As far as where these U.S. exports are going, nearly two-thirds (63%) went to the top four markets: Mexico, Southeast Asia, Middle East/North Africa and China. Sales to these four markets were up 54% in Q1.

The big question is can this pace continue? It appears export orders are slowing in the second quarter. Levitt attributes a couple factors: greater competition from Europe and Oceania, where production has come back strong. As a result, world prices have come down quite a bit.

“We’re also going to start seeing more difficult comparisons in the months ahead,” he said. “U.S. exports started taking off in April-May 2013. So now we’re going to be comparing with those increased levels, and showing further increases on top of that will be tougher.”

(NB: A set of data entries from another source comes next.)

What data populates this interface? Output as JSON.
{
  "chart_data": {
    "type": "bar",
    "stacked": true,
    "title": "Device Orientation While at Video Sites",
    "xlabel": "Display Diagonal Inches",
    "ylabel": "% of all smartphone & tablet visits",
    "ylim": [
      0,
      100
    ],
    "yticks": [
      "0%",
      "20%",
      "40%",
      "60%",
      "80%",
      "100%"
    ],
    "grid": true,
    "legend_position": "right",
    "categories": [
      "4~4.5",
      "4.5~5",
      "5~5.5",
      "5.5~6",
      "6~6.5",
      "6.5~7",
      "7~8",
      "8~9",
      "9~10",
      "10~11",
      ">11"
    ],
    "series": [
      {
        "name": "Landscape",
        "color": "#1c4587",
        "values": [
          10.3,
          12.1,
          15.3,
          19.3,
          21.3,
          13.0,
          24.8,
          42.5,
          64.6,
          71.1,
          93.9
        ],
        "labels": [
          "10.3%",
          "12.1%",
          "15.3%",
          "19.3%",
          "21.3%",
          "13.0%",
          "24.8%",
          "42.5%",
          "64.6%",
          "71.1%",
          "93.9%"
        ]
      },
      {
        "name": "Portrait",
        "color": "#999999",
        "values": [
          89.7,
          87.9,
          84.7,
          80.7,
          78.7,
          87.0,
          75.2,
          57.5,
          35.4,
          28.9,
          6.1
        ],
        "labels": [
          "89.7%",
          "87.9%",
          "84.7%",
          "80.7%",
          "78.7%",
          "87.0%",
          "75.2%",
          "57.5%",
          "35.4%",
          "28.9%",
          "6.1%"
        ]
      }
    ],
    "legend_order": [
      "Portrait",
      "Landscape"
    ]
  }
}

Currently, the global markets continue to drift lower and we’re entering the summer lull.

“Buyers are cautious, but inventories aren’t excessive,” he said. “Also, milk production from the top global suppliers has peaked and is now on its way down. The New Zealand season is done. So we could see supply firm in the months ahead. The strength of the market in the second half will probably depend on how aggressively China comes back in the market.”

If you’re looking for some sort of indicator, Fonterra recently announced its first payout projection for the 2014/15 season and it came in 17% below the 2013/14 season. So over the next 12 months they expect world prices to be 15-20% lower than the record levels seen in this past year.

“But that’s still a very good price,” Levitt said. ”It means milk powder prices will average around $1.80.”